Evidence of A.W.'s instability in employment and housing also supports the best-interest finding. "A child's need for permanence through the establishment of a 'stable, permanent home' has been recognized as the paramount consideration in a best-interest determination." In re L.G.R., 498 S.W.3d 195, 205 (Tex. App.-Houston [14th Dist.] 2016, pet. denied). Although Salazar conceded A.W. had at one time been employed, the trial court reasonably could have determined that any stability A.W. might achieve was unlikely to last. Cf. In re J.O.A., 283 S.W.3d 336, 346 (Tex. 2009) ("[E]vidence of improved conduct, especially of short-duration, does not conclusively negate the probative value of a long history of . . . irresponsible choices.").

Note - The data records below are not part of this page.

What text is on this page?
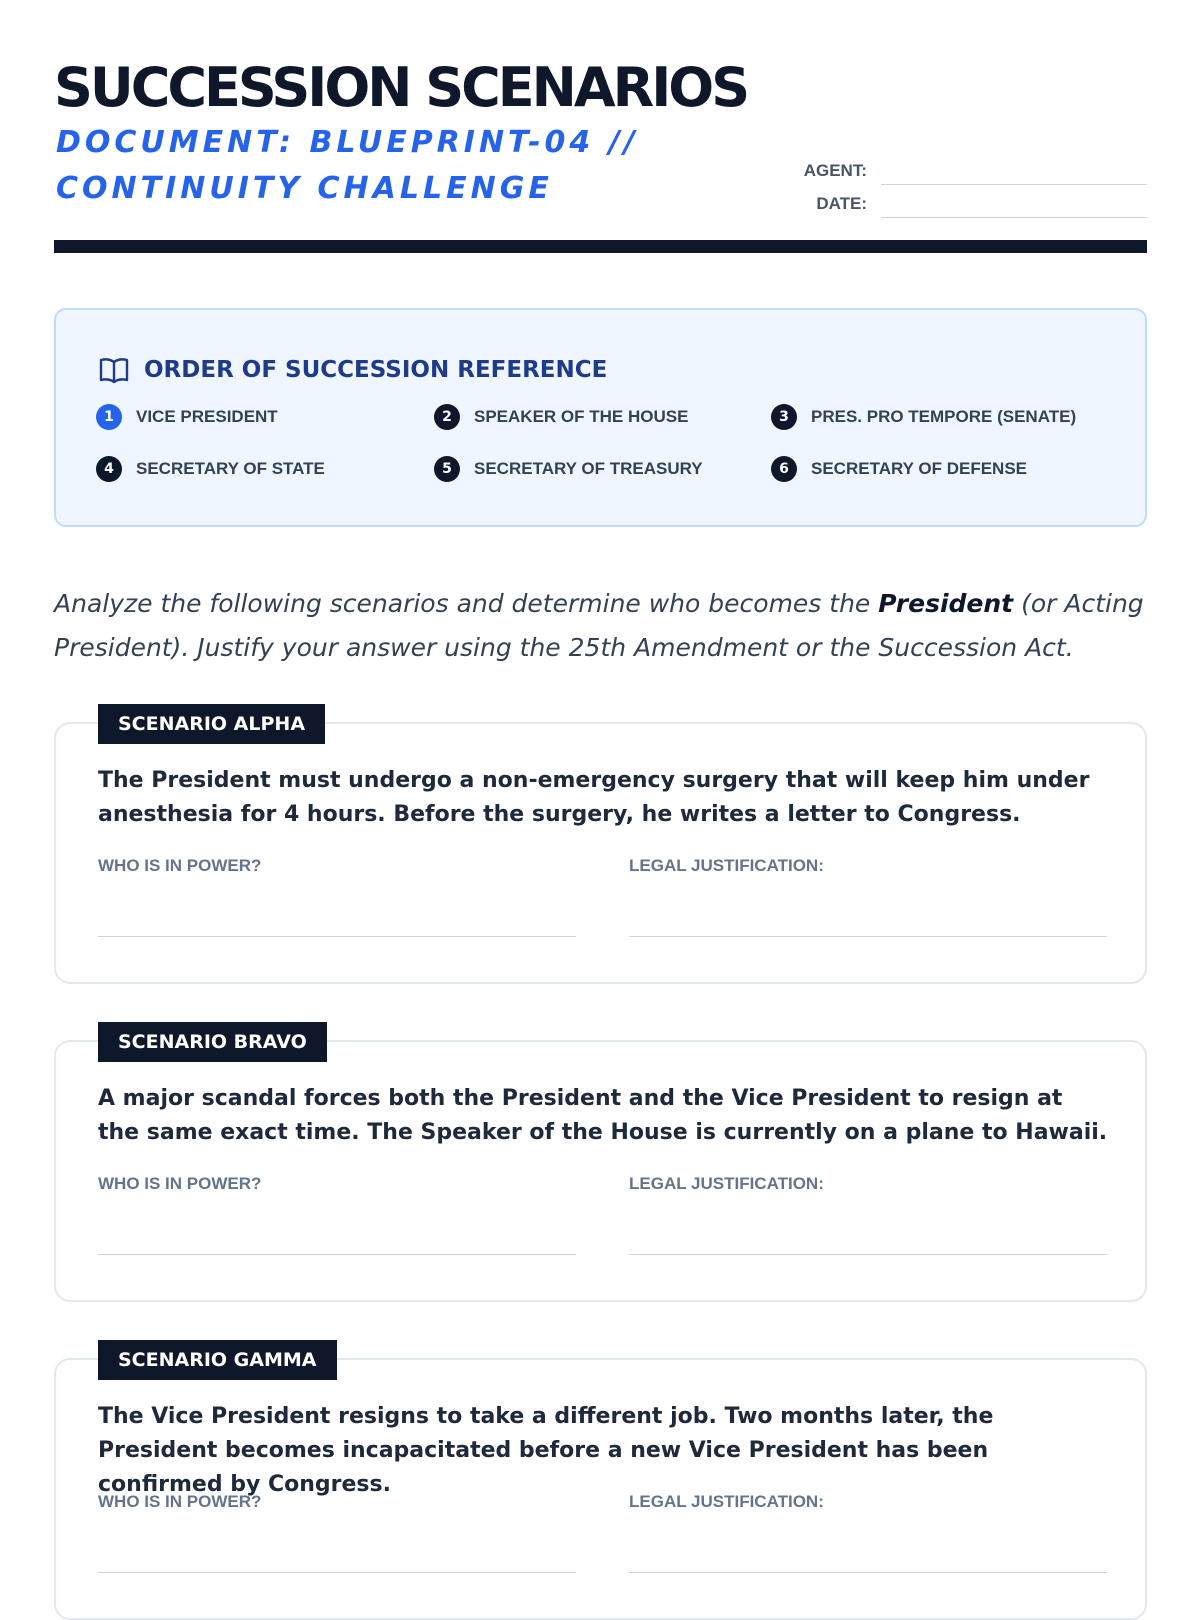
SUCCESSION SCENARIOS
DOCUMENT: BLUEPRINT-04 //
CONTINUITY CHALLENGE
AGENT:
DATE:
ORDER OF SUCCESSION REFERENCE
1	VICE PRESIDENT	2	SPEAKER OF THE HOUSE	3	PRES. PRO TEMPORE (SENATE)
4	SECRETARY OF STATE	5	SECRETARY OF TREASURY	6	SECRETARY OF DEFENSE
Analyze the following scenarios and determine who becomes the President (or Acting President). Justify your answer using the 25th Amendment or the Succession Act.
SCENARIO ALPHA
The President must undergo a non-emergency surgery that will keep him under anesthesia for 4 hours. Before the surgery, he writes a letter to Congress.
WHO IS IN POWER?	LEGAL JUSTIFICATION:
SCENARIO BRAVO
A major scandal forces both the President and the Vice President to resign at the same exact time. The Speaker of the House is currently on a plane to Hawaii.
WHO IS IN POWER?	LEGAL JUSTIFICATION:
SCENARIO GAMMA
The Vice President resigns to take a different job. Two months later, the President becomes incapacitated before a new Vice President has been confirmed by Congress.
WHO IS IN POWER?	LEGAL JUSTIFICATION:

Viewing all of the evidence in the light most favorable to the best-interest finding and applying the appropriate factors, we conclude the trial court could have formed a firm belief or conviction that termination of A.W.'s parental rights was in Z.K.M.W.'s best interest. We further conclude that any disputed evidence, viewed in light of the entire record, could have been reconciled in favor of the trial court's best-interest finding or was not so significant that the trial court could not reasonably have formed a firm belief or conviction that termination was in Z.K.M.W.'s best interest. Therefore, we hold the evidence is legally and factually sufficient to support the trial court's best-interest finding.
CONCLUSION
We overrule A.W.'s sole issue and affirm the trial court's Order of Termination.